Algorithms can be especially susceptible to perpetuating bias for two reasons. First, algorithms can encode human bias, whether intentionally or otherwise. This happens by using historical data or classifiers that reflect bias (such as labeling gay households separately, etc.). This is especially true for machine-learning algorithms that learn from users’ input. For example, researchers at Carnegie Mellon University found that women were receiving ads for lower-paying jobson Google’s ad network but weren’t sure why. It was possible, they wrote, that if more women tended to click on lower-paying ads, the algorithm would learn from that behavior, continuing the pattern.

Second, algorithms have some inherently unfair design tics—many of which are laid out in a Medium post, “How big data is unfair.” The author points out that since algorithms look for patterns, and minorities by definition don’t fit the same patterns as the majority, the results will be different for members of the minority group. And if the overall success rate of the algorithm is pretty high, it might not be noticeable that the people it isn’t working for all belong to a similar group.

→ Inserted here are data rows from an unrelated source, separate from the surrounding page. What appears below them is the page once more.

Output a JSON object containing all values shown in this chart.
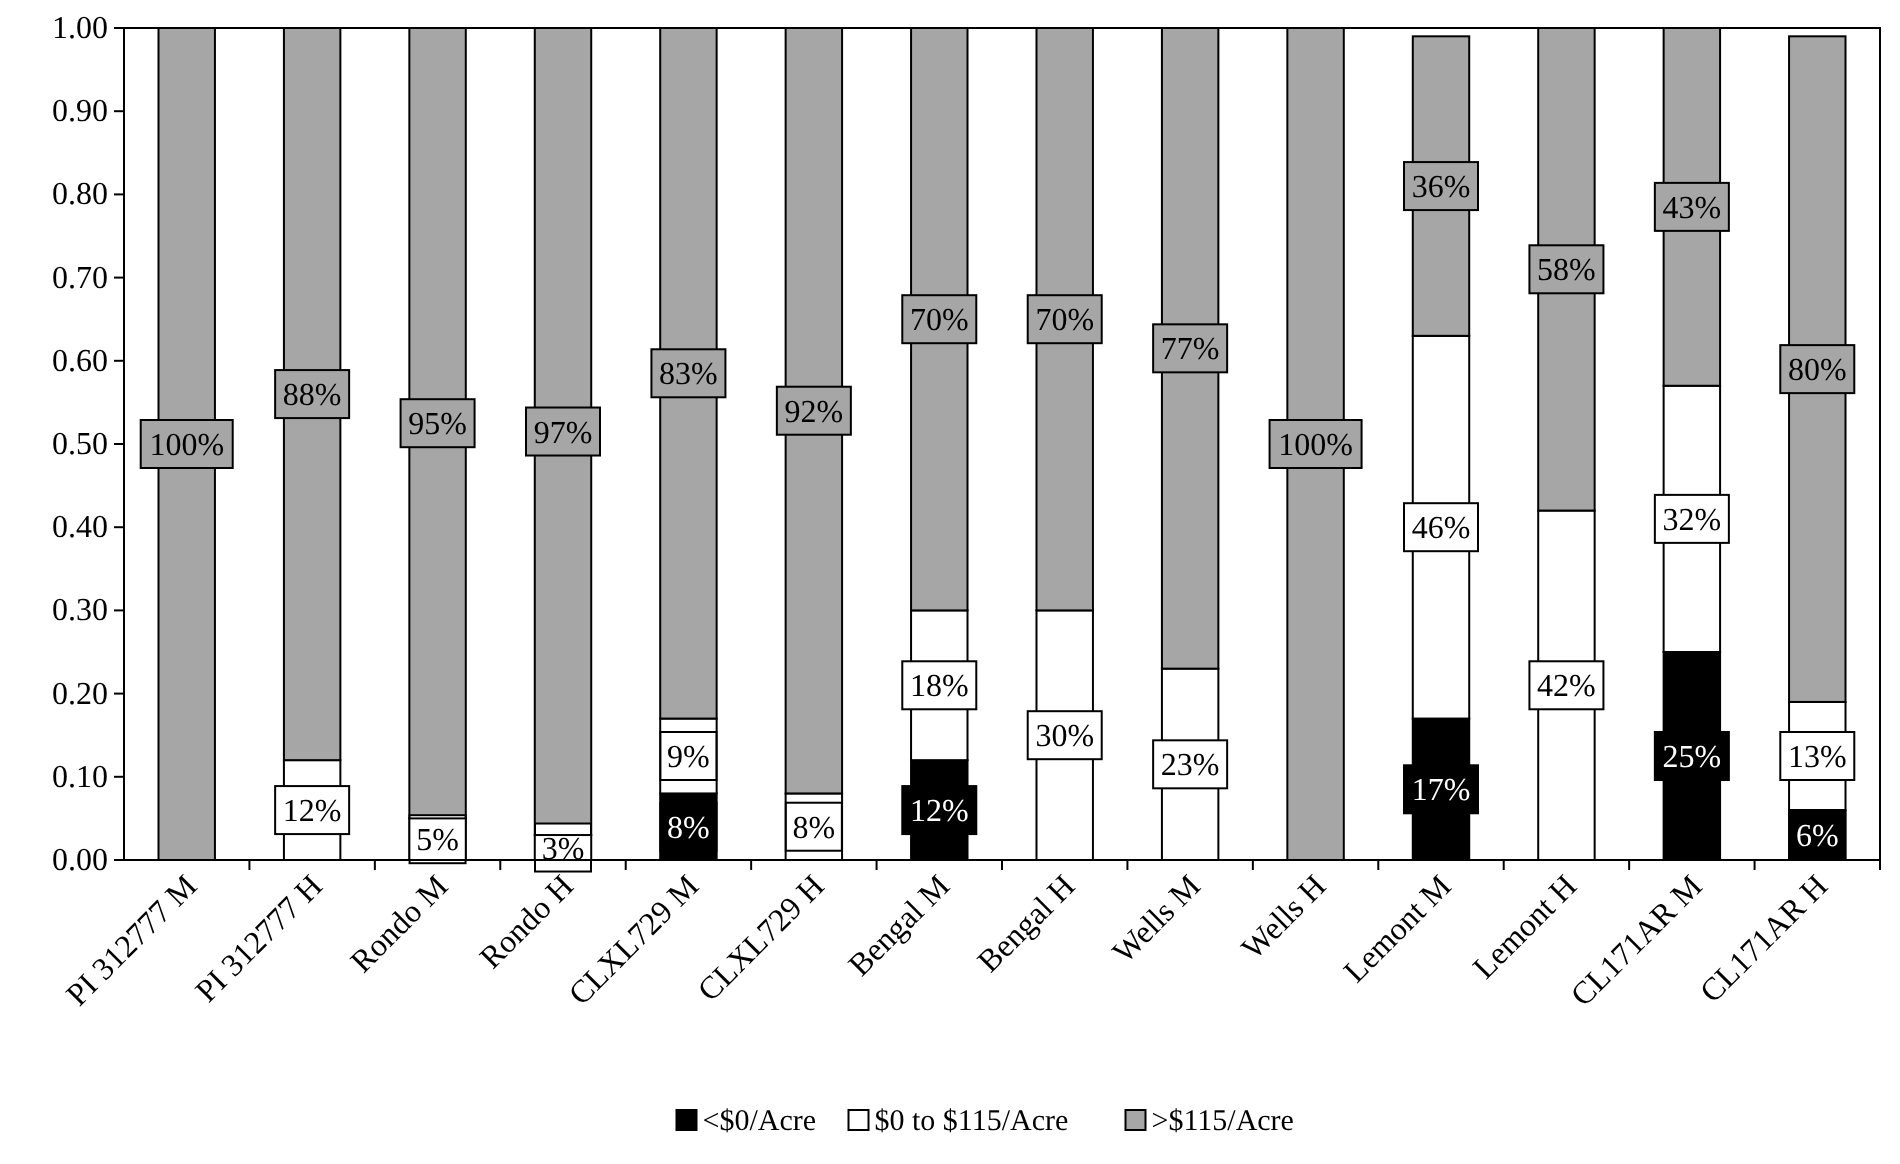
{
  "chart_data": {
    "type": "bar",
    "stacked": true,
    "categories": [
      "PI 312777 M",
      "PI 312777 H",
      "Rondo M",
      "Rondo H",
      "CLXL729 M",
      "CLXL729 H",
      "Bengal M",
      "Bengal H",
      "Wells M",
      "Wells H",
      "Lemont M",
      "Lemont H",
      "CL171AR M",
      "CL171AR H"
    ],
    "series": [
      {
        "name": "<$0/Acre",
        "color": "#000000",
        "values": [
          0,
          0,
          0,
          0,
          0.08,
          0,
          0.12,
          0,
          0,
          0,
          0.17,
          0,
          0.25,
          0.06
        ],
        "value_labels": [
          null,
          null,
          null,
          null,
          "8%",
          null,
          "12%",
          null,
          null,
          null,
          "17%",
          null,
          "25%",
          "6%"
        ]
      },
      {
        "name": "$0 to $115/Acre",
        "color": "#ffffff",
        "values": [
          0,
          0.12,
          0.05,
          0.03,
          0.09,
          0.08,
          0.18,
          0.3,
          0.23,
          0,
          0.46,
          0.42,
          0.32,
          0.13
        ],
        "value_labels": [
          null,
          "12%",
          "5%",
          "3%",
          "9%",
          "8%",
          "18%",
          "30%",
          "23%",
          null,
          "46%",
          "42%",
          "32%",
          "13%"
        ]
      },
      {
        "name": ">$115/Acre",
        "color": "#a6a6a6",
        "values": [
          1.0,
          0.88,
          0.95,
          0.97,
          0.83,
          0.92,
          0.7,
          0.7,
          0.77,
          1.0,
          0.36,
          0.58,
          0.43,
          0.8
        ],
        "value_labels": [
          "100%",
          "88%",
          "95%",
          "97%",
          "83%",
          "92%",
          "70%",
          "70%",
          "77%",
          "100%",
          "36%",
          "58%",
          "43%",
          "80%"
        ]
      }
    ],
    "ylim": [
      0,
      1
    ],
    "yticks": [
      {
        "value": 0,
        "label": "0.00"
      },
      {
        "value": 0.1,
        "label": "0.10"
      },
      {
        "value": 0.2,
        "label": "0.20"
      },
      {
        "value": 0.3,
        "label": "0.30"
      },
      {
        "value": 0.4,
        "label": "0.40"
      },
      {
        "value": 0.5,
        "label": "0.50"
      },
      {
        "value": 0.6,
        "label": "0.60"
      },
      {
        "value": 0.7,
        "label": "0.70"
      },
      {
        "value": 0.8,
        "label": "0.80"
      },
      {
        "value": 0.9,
        "label": "0.90"
      },
      {
        "value": 1,
        "label": "1.00"
      }
    ],
    "grid": false,
    "legend": "bottom"
  }
}
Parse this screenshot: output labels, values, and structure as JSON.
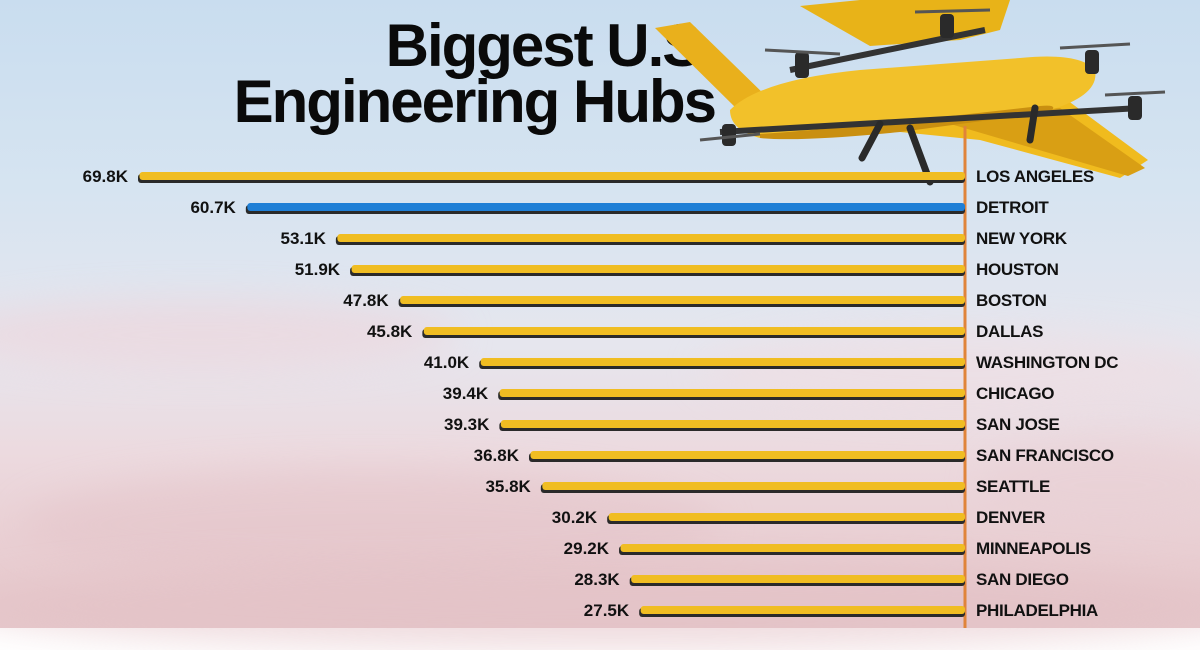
{
  "title_line1": "Biggest U.S.",
  "title_line2": "Engineering Hubs",
  "colors": {
    "bar_default": "#f0bd22",
    "bar_highlight": "#1f7fd6",
    "axis": "#e0843a",
    "text": "#111111"
  },
  "chart_data": {
    "type": "bar",
    "orientation": "horizontal",
    "title": "Biggest U.S. Engineering Hubs",
    "highlight": "DETROIT",
    "categories": [
      "LOS ANGELES",
      "DETROIT",
      "NEW YORK",
      "HOUSTON",
      "BOSTON",
      "DALLAS",
      "WASHINGTON DC",
      "CHICAGO",
      "SAN JOSE",
      "SAN FRANCISCO",
      "SEATTLE",
      "DENVER",
      "MINNEAPOLIS",
      "SAN DIEGO",
      "PHILADELPHIA"
    ],
    "labels": [
      "69.8K",
      "60.7K",
      "53.1K",
      "51.9K",
      "47.8K",
      "45.8K",
      "41.0K",
      "39.4K",
      "39.3K",
      "36.8K",
      "35.8K",
      "30.2K",
      "29.2K",
      "28.3K",
      "27.5K"
    ],
    "values": [
      69800,
      60700,
      53100,
      51900,
      47800,
      45800,
      41000,
      39400,
      39300,
      36800,
      35800,
      30200,
      29200,
      28300,
      27500
    ]
  }
}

To rectify this, Venkatasubramanian, along with several colleagues, wrote a paper on how computer scientists can test for bias mathematically while designing algorithms, the same way they’d check for accuracy or error rates in other data projects. He’s also building a tool for non-computer scientists, based on the same statistical principles, which scores uploaded data with a “fairness measure.” Although the tool can’t check if an algorithm itself is fair, it can at least make sure the data you’re feeding it is. Most algorithms learn from input data, Venkatasubramanian explains, so that’s the first place to check for bias.

Much of the reporting on algorithms thus far has focused on their impact on marginalized groups. ProPublica’s story on The Princeton Review, called “The Tiger-Mom Tax,” found that Asian families were almost twice as likely to be quoted the highest of three possible prices for an SAT tutoring course, and that income alone didn’t account for the pricing scheme. A team of journalism students at the University of Maryland, meanwhile, found that Uber wait times were longer in non-white areas in DC.

Bias is also the one of the biggest concerns with predictive policing software like PredPol, which helps police allocate resources by identifying patterns in past crime data and predicting where a crime is likely to happen. The major question, says Maurice Chammah, a journalist at The Marshall Project who reported on predictive policing, is whether it will just lead to more policing for minorities. “There was a worry that if you just took the data on arrests and put it into an algorithm,” he says, “the algorithm would keep sending you back to minority communities.”